GOTS, OEKO-TEX, Fair Wear, PETA: cosa significano davvero le certificazioni
Sui claim di sostenibilità c'è molto rumore. Tutti dicono "eco", "bio", "green" senza spiegare cosa garantisce davvero quel termine. Le certificazioni servono proprio a questo: trasformare un'affermazione in una prova verificabile.
In questa guida ti spieghiamo le quattro certificazioni che troverai sui capi che ti consigliamo (Native Spirit in primis), cosa garantiscono davvero e come riconoscere il vero dal greenwashing.

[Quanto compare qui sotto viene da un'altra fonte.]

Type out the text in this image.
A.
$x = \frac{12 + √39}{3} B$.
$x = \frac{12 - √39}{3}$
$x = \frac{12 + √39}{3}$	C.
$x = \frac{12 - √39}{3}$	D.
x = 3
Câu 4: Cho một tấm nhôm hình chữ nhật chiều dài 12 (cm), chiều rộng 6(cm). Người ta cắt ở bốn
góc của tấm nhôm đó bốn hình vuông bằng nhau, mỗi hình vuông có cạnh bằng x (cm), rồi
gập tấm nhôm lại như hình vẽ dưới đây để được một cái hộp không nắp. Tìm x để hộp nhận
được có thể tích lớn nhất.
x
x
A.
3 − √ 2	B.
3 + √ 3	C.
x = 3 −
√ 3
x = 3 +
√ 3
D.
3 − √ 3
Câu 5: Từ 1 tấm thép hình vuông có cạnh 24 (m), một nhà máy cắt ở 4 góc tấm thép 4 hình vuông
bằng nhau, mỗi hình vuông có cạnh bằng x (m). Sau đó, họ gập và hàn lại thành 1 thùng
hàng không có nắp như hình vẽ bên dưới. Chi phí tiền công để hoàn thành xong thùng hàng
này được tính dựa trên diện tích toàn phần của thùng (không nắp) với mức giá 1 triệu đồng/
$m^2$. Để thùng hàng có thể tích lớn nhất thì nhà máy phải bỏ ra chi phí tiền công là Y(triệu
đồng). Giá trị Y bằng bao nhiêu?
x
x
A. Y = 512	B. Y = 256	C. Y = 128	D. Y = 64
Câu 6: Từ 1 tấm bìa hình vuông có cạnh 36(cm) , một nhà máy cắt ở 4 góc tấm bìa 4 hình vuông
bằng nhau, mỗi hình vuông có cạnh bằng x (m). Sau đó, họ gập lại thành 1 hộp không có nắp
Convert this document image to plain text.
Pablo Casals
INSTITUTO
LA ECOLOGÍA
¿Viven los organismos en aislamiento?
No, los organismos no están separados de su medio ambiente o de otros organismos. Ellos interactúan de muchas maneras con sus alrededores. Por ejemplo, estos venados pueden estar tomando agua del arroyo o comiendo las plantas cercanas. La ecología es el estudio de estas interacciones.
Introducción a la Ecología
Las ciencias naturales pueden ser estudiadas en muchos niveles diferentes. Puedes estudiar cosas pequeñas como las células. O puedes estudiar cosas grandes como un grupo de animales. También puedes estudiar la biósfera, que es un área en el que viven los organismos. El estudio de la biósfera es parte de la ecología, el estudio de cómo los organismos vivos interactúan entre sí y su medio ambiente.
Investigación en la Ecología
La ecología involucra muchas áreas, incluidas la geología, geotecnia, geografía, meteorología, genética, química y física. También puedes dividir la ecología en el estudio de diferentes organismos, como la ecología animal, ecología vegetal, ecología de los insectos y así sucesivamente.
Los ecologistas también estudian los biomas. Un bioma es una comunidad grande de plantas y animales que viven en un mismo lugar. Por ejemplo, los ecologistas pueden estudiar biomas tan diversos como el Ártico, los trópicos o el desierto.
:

GOTS — Global Organic Textile Standard
Cos'è: lo standard mondiale di riferimento per i prodotti tessili biologici. Coordinato da quattro organizzazioni internazionali, tracciato lungo l'intera filiera. Cosa garantisce:- Almeno il 70% di fibre biologiche (95% per la versione "organic")
- Tracciabilità completa: dalla coltivazione del cotone alla cucitura del capo finito
- Vincoli stringenti su sostanze chimiche (no metalli pesanti, no formaldeide, no sostanze cancerogene)
- Trattamento delle acque reflue
- Diritti dei lavoratori secondo convenzioni ILO (no lavoro minorile, sicurezza, salario equo)
OEKO-TEX Standard 100
Cos'è: certificazione tedesca focalizzata sulla sicurezza chimica del prodotto finito. Esiste dal 1992, è una delle più diffuse al mondo. Cosa garantisce:- Assenza o quantità minime (entro soglie scientifiche) di oltre 100 sostanze nocive
- Test su prodotto finito (non solo materia prima)
- Categorie diverse in base al contatto con la pelle (più severe per neonati e capi a stretto contatto)
Fair Wear Foundation
Cos'è: organizzazione olandese non-profit che lavora con i brand per migliorare le condizioni di lavoro nei paesi di produzione tessile. Cosa garantisce:- I brand affiliati si impegnano a rispettare 8 standard di lavoro (no lavoro minorile, libertà sindacale, salario dignitoso, ore di lavoro ragionevoli, sicurezza, no discriminazione, contratti regolari, no schiavitù)
- Audit indipendenti annuali nelle fabbriche
- Brand performance score pubblico (Leader, Good, Needs Improvement)
PETA Approved Vegan
Cos'è: certificazione della People for the Ethical Treatment of Animals che attesta l'assenza di derivati animali. Cosa garantisce:- Nessun materiale di origine animale (lana, seta, pelle, piuma, corno, osso, conchiglia, perla)
- Niente test su animali
- Verifica annuale del brand
Come riconoscere il greenwashing
Tre red flag tipici dei claim "eco" senza sostanza:
- Termini generici senza certificazione: "100% naturale", "rispettoso dell'ambiente", "amico del pianeta" — senza un logo verificabile dietro.
- Una sola certificazione su uno solo dei materiali: spesso si certifica solo la fibra, non il filato, la tintura o la cucitura. Cerca certificazioni "end-to-end" come GOTS.
- Storytelling emozionale senza dati: foto di alberi e prati nel sito, ma nessuna pagina con numeri concreti su consumo acqua, CO2, condizioni filiera.
Cosa offre Lab66
Per la nostra linea Abbigliamento dedicata ai brand boutique e ai locali del lago, lavoriamo con Native Spirit perché è uno dei pochi brand che cumula tutte e quattro le certificazioni: GOTS + OEKO-TEX + Fair Wear + PETA Vegan.
Per gli altri segmenti (Horeca, Workwear) lavoriamo con brand specializzati che hanno priorità diverse: Isacco e Kariban Premium per Horeca (focus durata e comfort), Yoko e U-Power per la sicurezza (focus normative DPI europee). Ognuno il riferimento giusto per il suo contesto.
Non promettiamo tutto a tutti. Promettiamo quello che possiamo dimostrare.